How to use your fitness tracker to set health boundaries


Halvy said that fitness trackers can help measure our health, but “numbers can only tell us part of the story.”

The other part of the story is to analyze how you feel in your daily life.

“I definitely think they know how much effort you put into it is good for you, or it is encouraging,’Oh, I did so much last week,’ right? Then, “Oh, I’m leaving again this week “One hundred steps”, which is really encouraging. But I think the place where a landslide occurs is when you are only motivated by it and not how it makes you feel, or how you lower your cholesterol or how you are affected because you take a hundred more steps. When you sleep better,” Murdoch said.

“It really should be about overall health, mind and body.”

be good to yourself

“No day is the same,” Murdoch explained. “There may be a whole week of interviews or deadlines, etc., and you didn’t meet those goals.”

She advises you not to punish yourself for not meeting these fitness goals for over-exercising or under-eating. “This is where it can be poisonous.”

Spada said that when she struggles with a bad body image or bad health about her every day, she asks herself three questions:

  1. Am I nourishing myself?
  2. Do I move my body out of respect for it?
  3. Am i resting?

“If I choose to consciously rest, and I am doing happy exercises and nourish my body, then I can only thank my body for everything it has done for me.
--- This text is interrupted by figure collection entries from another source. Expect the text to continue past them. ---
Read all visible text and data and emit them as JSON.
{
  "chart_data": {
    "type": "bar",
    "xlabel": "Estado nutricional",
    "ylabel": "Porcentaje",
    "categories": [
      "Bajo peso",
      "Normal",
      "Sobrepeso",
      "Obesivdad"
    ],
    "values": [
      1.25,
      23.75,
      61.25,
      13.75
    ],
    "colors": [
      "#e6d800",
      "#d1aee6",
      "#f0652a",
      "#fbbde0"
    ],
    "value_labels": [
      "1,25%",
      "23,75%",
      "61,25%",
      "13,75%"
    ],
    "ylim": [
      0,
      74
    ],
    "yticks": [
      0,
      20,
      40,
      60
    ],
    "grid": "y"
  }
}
Otherwise, I cannot really control the changes in my body… these It’s the only thing I can control.”

Know when to take it off

If you find yourself feeling uncomfortable or anxious while wearing the fitness bracelet, you can remove it.

Murdoch said that recognizing these feelings is half the battle. They can be caused by many different things: eating disorders, past traumas, fat phobia, and social pressure and information about food culture and “health.” If you do reflect on the feeling that your smart device brings to you and find that it has become unhealthy, Murdoch recommends that you temporarily stop wearing it.

She said that during that break, she asked herself: “Do I need this all the time? Can I reset it just by taking a break? Do I really need it?”

“I think this will help you figure out the next step you want to take with your tracker, whether you continue to use it or maybe choose a different one,” Murdoch said.

Halevi said that one of his family members is fascinated by fitness and nutrition tracking apps.

“It quickly became the most commonly used application on her phone,” Halvy said. “And she realized that she was stressed by what she saw—actually under pressure.”

Halevy’s advice to his family is similar to how he recovered from drug abuse: counting small victories. Delete the app for the next meal, a few hours or once a day to regain some control.

“It’s enough to start the process, knowing that if you really want to, you can put on the strap again at any time, you can download the app, and all of this is there,” Halvy said. “But starting from the next one, I found this to be a very valuable method.”

Halevy admits that this can be very difficult because not using them “makes us feel that we are giving up this valuable thing because it contains our data.”

Spada also encourages anyone who has negative feelings about fitness trackers to seek professional help, “because many times, what we do is actually just symptoms.”

“Of course, you can remove the fitness tracker, but did you really solve the main problem? If not, it will behave in other ways,” she said.